Deepak Jose is Vice President of Data and Decision Intelligence at Niagara Bottling, where he leads the application of analytics and AI with a clear value-first mandate: driving measurable P&L impact, customer experiences, and sustainable growth.
His career as a data and AI executive has been shaped by a strong foundation in systems thinking and commercial strategy. Trained as a mechanical engineer at NIT Calicut and later earning an MBA from George Washington University, Deepak brings a pragmatic lens to data leadership, ensuring initiatives are tightly aligned to core business levers.
Across global roles at ABB, Coca-Cola, Mars, and now Niagara Bottling, Deepak has consistently elevated analytics from a tactical support function to a source of strategic advantage. He has led multidisciplinary teams of data scientists, engineers, product leaders, and business insight experts to reframe complex challenges into scalable, decision-centric solutions embedded into everyday workflows.
A defining principle of his leadership is that world-class outcomes depend on empowered teams and strong cross-functional alignment. Deepak has built strategic partnerships with leading technology providers to bring best-in-class tools and approaches into the organization while maintaining a disciplined focus on value realization.
By embedding product thinking, fostering experimentation, and championing responsible AI through robust governance, Deepak has delivered decision intelligence that accelerates innovation and creates enduring business value. His leadership perspective centers on human-centered transformation and ethical, outcome-driven impact.
As a data and AI leader, which traits and skills do you think matter most, and which of those have been most influential for you in your current position?
“Effective data and AI leadership rests on a blend of human and technical strengths, but the traits that matter most are cross-functional collaboration, problem-first thinking, and the courage to break organizational silos. Leaders need to align diverse stakeholders around shared business outcomes, translate between commercial, operational, and technical perspectives, and create forums where joint ownership of problems is the norm, not the exception.
“Equally critical are curiosity, strategic judgment about where AI truly moves the needle, and a strong ethical compass to guide how data and models are used.
“In the current organization, the most influential traits have been focusing teams relentlessly on business problems rather than specific technologies, building trust-based partnerships across functions, and reshaping structures to reduce friction between data, IT, and business units. This has enabled faster alignment on priorities, clearer value hypotheses, and smoother delivery from idea to impact.

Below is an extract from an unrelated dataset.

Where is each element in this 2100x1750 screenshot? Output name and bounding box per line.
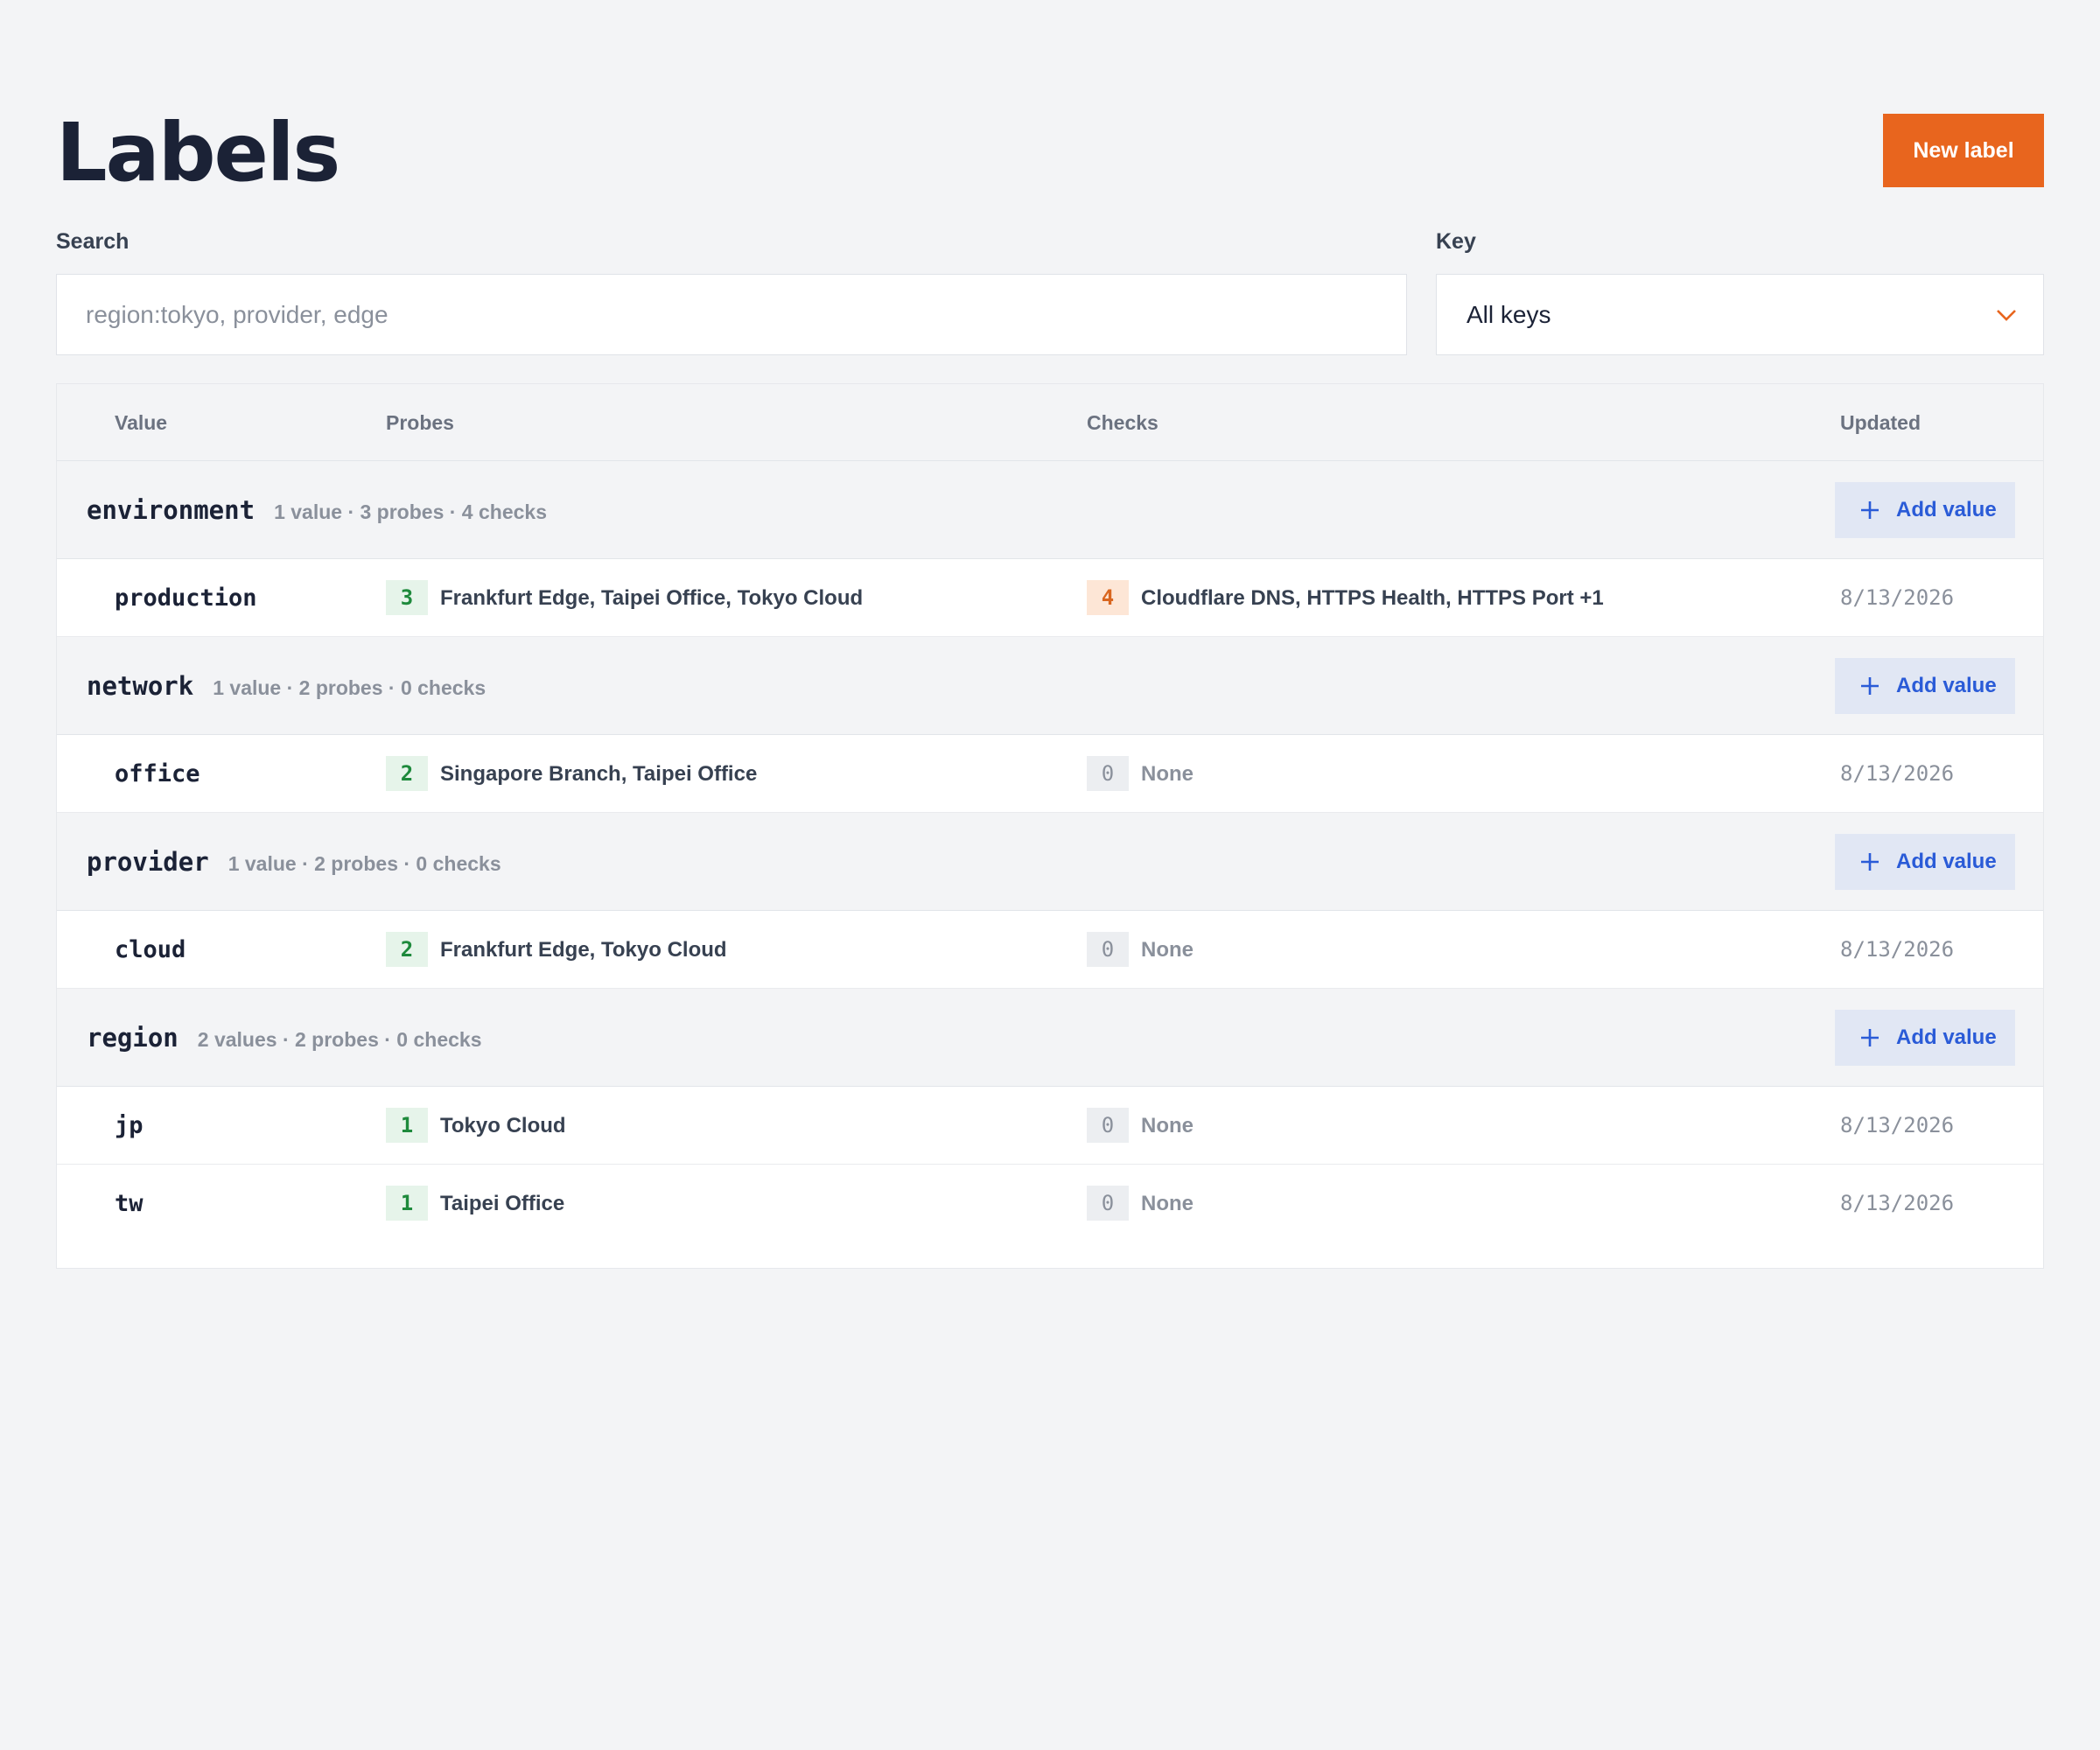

“By modeling collaborative behavior and creating mechanisms that cut through silos, like shared roadmaps, joint KPIs, and mixed squads, data and AI leadership has shifted from a support function to a strategic co-owner of value creation.”
Reflecting on your career, what is one non-traditional piece of advice (outside of technical skills) you would give to an aspiring data or AI leader aiming for the C-suite?
“Build emotional perseverance as deliberately as you build technical range. Early in your journey, great ideas will get blocked, decks will be rejected, and roles you deserve may go to someone else. It is okay to feel disappointed; what matters is learning to treat ‘no’ as ‘not yet,’ adjusting your approach while keeping your conviction intact. Over time, that resilience compounds into executive presence.
“At the same time, never assume that being a technologist exempts you from organizational politics. Learn how decisions really get made, who influences whom, and how to advocate for your vision without burning bridges.
“Finally, remember that real innovation rarely comes from large committees. It comes from small, passionate, empowered teams who feel safe to experiment, challenge assumptions, and move fast. Your job is to create the conditions where those teams can thrive.”